Exercise 33 [Cross-Chapter Synthesis] The engagement-optimization mechanisms described in Part II of this book (variable reward schedules, social validation, infinite scroll) are also implicated in misinformation spread. Write a 500-word analysis connecting what you learned about behavioral design in those chapters to what you have learned about misinformation in this chapter. How do the psychological vulnerabilities exploited by dark patterns relate to the psychological vulnerabilities exploited by misinformation?

Exercise 34 [Legal Analysis] Section 230 of the Communications Decency Act currently provides platforms with broad immunity for user-generated content, including misinformation. Research the current legislative debate around Section 230 reform. Write a 600-word analysis of: (a) the current protection Section 230 provides, (b) specific reform proposals that have been advanced, (c) the arguments for and against each reform, and (d) which reforms, if any, you find most likely to address misinformation without creating unacceptable costs to free expression.

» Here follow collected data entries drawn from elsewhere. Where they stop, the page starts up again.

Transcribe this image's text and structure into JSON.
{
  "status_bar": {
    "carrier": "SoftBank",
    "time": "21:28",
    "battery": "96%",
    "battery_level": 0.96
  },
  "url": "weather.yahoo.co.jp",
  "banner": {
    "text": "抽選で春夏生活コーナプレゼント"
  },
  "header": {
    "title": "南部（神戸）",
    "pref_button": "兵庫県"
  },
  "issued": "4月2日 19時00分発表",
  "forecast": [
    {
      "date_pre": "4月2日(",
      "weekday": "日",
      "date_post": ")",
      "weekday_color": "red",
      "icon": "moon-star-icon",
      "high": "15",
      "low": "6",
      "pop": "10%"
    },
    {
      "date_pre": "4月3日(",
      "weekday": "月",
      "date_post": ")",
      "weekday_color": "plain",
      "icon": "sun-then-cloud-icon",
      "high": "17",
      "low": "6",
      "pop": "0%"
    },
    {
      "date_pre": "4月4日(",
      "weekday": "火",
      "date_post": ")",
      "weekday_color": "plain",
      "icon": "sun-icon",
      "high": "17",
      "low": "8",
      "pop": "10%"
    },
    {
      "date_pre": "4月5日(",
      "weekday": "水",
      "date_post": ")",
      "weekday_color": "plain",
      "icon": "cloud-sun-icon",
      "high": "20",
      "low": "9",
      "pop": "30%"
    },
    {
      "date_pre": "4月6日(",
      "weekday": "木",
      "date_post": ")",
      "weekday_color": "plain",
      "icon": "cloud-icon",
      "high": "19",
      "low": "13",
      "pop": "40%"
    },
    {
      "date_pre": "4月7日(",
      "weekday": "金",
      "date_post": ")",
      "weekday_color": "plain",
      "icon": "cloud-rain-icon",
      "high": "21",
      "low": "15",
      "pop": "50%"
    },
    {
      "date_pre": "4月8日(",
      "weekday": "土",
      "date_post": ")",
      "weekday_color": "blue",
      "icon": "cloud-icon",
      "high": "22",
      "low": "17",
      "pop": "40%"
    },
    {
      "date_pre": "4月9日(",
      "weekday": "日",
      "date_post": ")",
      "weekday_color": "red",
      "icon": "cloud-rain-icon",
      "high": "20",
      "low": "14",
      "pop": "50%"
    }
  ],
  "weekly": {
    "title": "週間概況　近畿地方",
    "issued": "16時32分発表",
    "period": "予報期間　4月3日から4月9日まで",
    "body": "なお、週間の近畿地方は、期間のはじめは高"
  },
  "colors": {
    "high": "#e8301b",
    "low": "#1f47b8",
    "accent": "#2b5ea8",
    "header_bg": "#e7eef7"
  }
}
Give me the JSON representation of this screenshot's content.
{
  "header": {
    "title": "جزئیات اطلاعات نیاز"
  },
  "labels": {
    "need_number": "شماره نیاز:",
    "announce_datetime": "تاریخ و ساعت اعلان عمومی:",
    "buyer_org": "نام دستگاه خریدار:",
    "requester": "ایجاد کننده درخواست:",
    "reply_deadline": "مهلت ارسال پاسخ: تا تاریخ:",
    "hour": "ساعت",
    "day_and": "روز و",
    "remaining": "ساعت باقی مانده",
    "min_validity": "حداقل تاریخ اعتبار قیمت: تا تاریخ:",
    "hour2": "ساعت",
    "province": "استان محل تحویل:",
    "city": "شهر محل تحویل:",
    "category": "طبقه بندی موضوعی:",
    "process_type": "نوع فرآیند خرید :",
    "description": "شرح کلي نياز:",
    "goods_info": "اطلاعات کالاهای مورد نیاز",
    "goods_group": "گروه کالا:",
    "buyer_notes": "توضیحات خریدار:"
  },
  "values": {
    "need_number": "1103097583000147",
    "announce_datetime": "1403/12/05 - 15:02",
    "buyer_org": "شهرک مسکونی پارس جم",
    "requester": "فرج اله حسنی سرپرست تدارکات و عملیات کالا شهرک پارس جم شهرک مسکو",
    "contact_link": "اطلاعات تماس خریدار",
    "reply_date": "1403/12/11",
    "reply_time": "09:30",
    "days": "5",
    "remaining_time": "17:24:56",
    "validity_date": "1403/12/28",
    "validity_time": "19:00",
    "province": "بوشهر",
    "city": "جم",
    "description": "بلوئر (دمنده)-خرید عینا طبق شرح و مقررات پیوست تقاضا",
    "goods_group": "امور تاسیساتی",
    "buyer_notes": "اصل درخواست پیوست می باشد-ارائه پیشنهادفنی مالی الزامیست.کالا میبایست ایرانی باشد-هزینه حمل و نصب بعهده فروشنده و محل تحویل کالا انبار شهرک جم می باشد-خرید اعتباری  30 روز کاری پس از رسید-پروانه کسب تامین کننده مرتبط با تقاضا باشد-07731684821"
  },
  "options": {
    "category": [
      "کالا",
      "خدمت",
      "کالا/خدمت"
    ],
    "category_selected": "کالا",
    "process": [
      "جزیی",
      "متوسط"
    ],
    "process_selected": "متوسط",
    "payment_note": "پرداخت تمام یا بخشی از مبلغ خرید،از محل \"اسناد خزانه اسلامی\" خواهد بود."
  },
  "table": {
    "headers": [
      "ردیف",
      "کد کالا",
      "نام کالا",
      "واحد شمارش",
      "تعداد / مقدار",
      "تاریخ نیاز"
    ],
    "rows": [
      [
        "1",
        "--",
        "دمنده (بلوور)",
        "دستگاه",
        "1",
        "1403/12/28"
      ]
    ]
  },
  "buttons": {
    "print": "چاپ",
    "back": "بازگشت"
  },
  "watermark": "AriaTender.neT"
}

Exercise 35 [Integrative Project] Develop a comprehensive anti-misinformation strategy for a specific institution — a university, a hospital system, a public library, a faith community, or another institution of your choice. Your strategy should address: (a) internal communication practices that reduce misinformation risk, (b) education programs for community members, (c) relationships with credible information sources, and (d) protocols for responding when members of your community encounter or spread misinformation. Present your strategy in 1,000 words.